Origin of Civil Celebrancy in Australia
Civil celebrancy was established by the Australian Commonwealth Attorney General Lionel Murphy on the 19th July 1973, when his first appointee, Mrs Lois D’Arcy, was categorised as a Civil Marriage Celebrant. Later, as civil marriage celebrants branched out into the performance of other ceremonies such as Funerals and Namings the term was shortened to Civil Celebrant. According to the pioneering civil celebrant Dally Messenger the third:
The civil celebrant program is almost entirely the result of one man’s vision. Murphy himself told me the story of how he was opposed by his own staff, the public service, his fellow Members of Parliament and officials of the Labour Party. He defied all, and, on July 19, 1973, in the dead of night, typed the first appointment himself, found the envelope and stamp, walked to a post box and posted it himself.
In fact the enabling legislation, the Marriage Act, had been passed in 1961 but Murphy’s personal involvement in using the Act's powers and bypassing the bureaucracy made him a hero to the first civil celebrants. Lois D’Arcy, in a 1992 address to celebrants, recollected Murphy's own account of his authorising the first appointment:
(Lionel had) returned to his office one evening. There he had taken a piece of paper with his letterhead, typed my authorisation, and then placed it in an envelope, which he then posted to me. What other person in such a high position would have done such a thing. No one other than Lionel Murphy!
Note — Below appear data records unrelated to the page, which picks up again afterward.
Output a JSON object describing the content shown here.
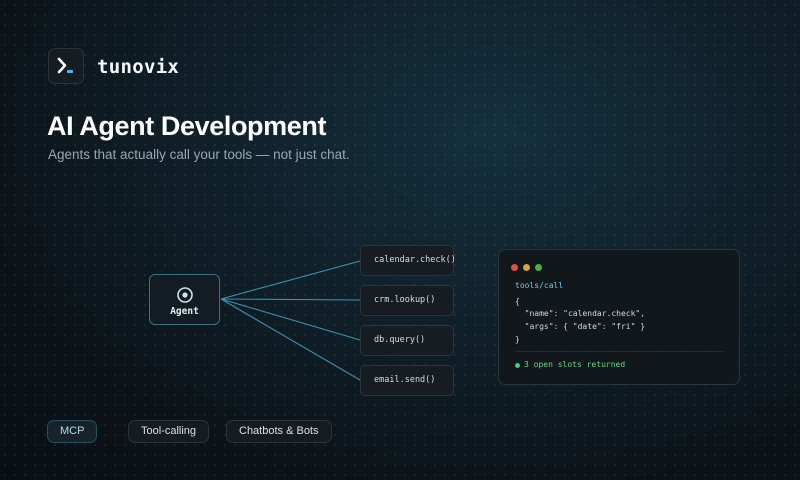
{
  "brand": {
    "name": "tunovix",
    "logo_icon": "terminal-prompt-icon",
    "accent": "#4db8e8"
  },
  "hero": {
    "title": "AI Agent Development",
    "subtitle": "Agents that actually call your tools — not just chat."
  },
  "diagram": {
    "agent_label": "Agent",
    "agent_icon": "target-icon",
    "tools": [
      "calendar.check()",
      "crm.lookup()",
      "db.query()",
      "email.send()"
    ],
    "connector_color": "#3f8fb3"
  },
  "code_panel": {
    "window_dots": [
      "#e0504a",
      "#d9a23a",
      "#4cae4a"
    ],
    "endpoint": "tools/call",
    "lines": [
      "{",
      "  \"name\": \"calendar.check\",",
      "  \"args\": { \"date\": \"fri\" }",
      "}"
    ],
    "status_text": "3 open slots returned",
    "status_color": "#54c978"
  },
  "tags": [
    {
      "label": "MCP",
      "active": true
    },
    {
      "label": "Tool-calling",
      "active": false
    },
    {
      "label": "Chatbots & Bots",
      "active": false
    }
  ]
}
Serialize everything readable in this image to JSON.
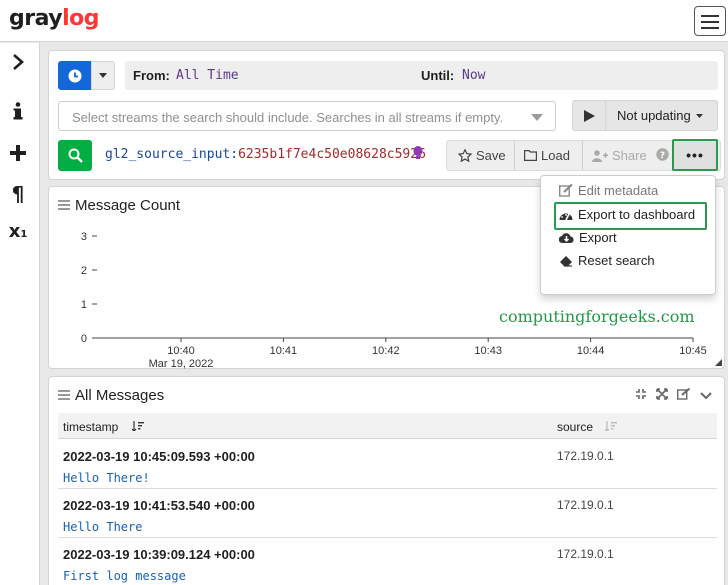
{
  "app": {
    "logo_left": "gray",
    "logo_accent": "log",
    "brand_color": "#ff3633"
  },
  "sidebar": {
    "items": [
      {
        "icon": "chevron-right-icon",
        "glyph": "›"
      },
      {
        "icon": "info-icon",
        "glyph": "i"
      },
      {
        "icon": "plus-icon",
        "glyph": "+"
      },
      {
        "icon": "paragraph-icon",
        "glyph": "¶"
      },
      {
        "icon": "variable-icon",
        "glyph": "x₁"
      }
    ]
  },
  "search": {
    "from_label": "From:",
    "from_value": "All Time",
    "until_label": "Until:",
    "until_value": "Now",
    "streams_placeholder": "Select streams the search should include. Searches in all streams if empty.",
    "refresh_label": "Not updating",
    "query_key": "gl2_source_input:",
    "query_value": "6235b1f7e4c50e08628c5926",
    "save_label": "Save",
    "load_label": "Load",
    "share_label": "Share",
    "more_label": "•••"
  },
  "menu": {
    "items": [
      {
        "label": "Edit metadata",
        "icon": "edit-icon",
        "disabled": true
      },
      {
        "label": "Export to dashboard",
        "icon": "dashboard-icon",
        "disabled": false
      },
      {
        "label": "Export",
        "icon": "cloud-download-icon",
        "disabled": false
      },
      {
        "label": "Reset search",
        "icon": "eraser-icon",
        "disabled": false
      }
    ]
  },
  "message_count": {
    "title": "Message Count",
    "watermark": "computingforgeeks.com"
  },
  "chart_data": {
    "type": "line",
    "title": "Message Count",
    "x": [
      "10:40",
      "10:41",
      "10:42",
      "10:43",
      "10:44",
      "10:45"
    ],
    "date_label": "Mar 19, 2022",
    "y_ticks": [
      0,
      1,
      2,
      3
    ],
    "ylim": [
      0,
      3
    ],
    "series": [
      {
        "values": [
          0,
          0,
          0,
          0,
          0,
          0
        ]
      }
    ]
  },
  "messages": {
    "title": "All Messages",
    "columns": [
      "timestamp",
      "source"
    ],
    "rows": [
      {
        "timestamp": "2022-03-19 10:45:09.593 +00:00",
        "message": "Hello There!",
        "source": "172.19.0.1"
      },
      {
        "timestamp": "2022-03-19 10:41:53.540 +00:00",
        "message": "Hello There",
        "source": "172.19.0.1"
      },
      {
        "timestamp": "2022-03-19 10:39:09.124 +00:00",
        "message": "First log message",
        "source": "172.19.0.1"
      }
    ]
  }
}
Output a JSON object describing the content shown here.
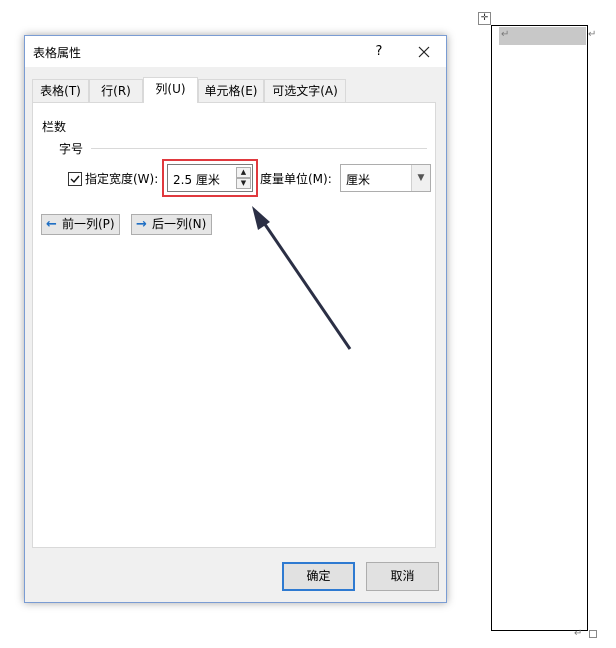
{
  "dialog": {
    "title": "表格属性",
    "help": "?",
    "tabs": [
      {
        "label": "表格(T)"
      },
      {
        "label": "行(R)"
      },
      {
        "label": "列(U)"
      },
      {
        "label": "单元格(E)"
      },
      {
        "label": "可选文字(A)"
      }
    ],
    "active_tab": "列(U)",
    "section_label": "栏数",
    "group_label": "字号",
    "width_checkbox_label": "指定宽度(W):",
    "width_checked": true,
    "width_value": "2.5 厘米",
    "unit_label": "度量单位(M):",
    "unit_value": "厘米",
    "prev_column": "前一列(P)",
    "next_column": "后一列(N)",
    "ok": "确定",
    "cancel": "取消"
  },
  "document": {
    "paragraph_mark": "↵",
    "move_handle": "✛"
  },
  "colors": {
    "highlight": "#e0393e",
    "arrow": "#2b2f45",
    "accent": "#2e7ad1"
  }
}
Murphy’s stance on marriage reform (and on divorce reform) was part of wider desire to free Australians from restrictive laws. High Court Justice Michael Kirby remarked in 2000:
Lionel Murphy was a big figure on the stage of Australian public life. He pursued with energy, imagination and determination a vision of Australian society which was not warped and gnarled and inward-looking. It was one which reached out to everyone, particularly the disadvantaged.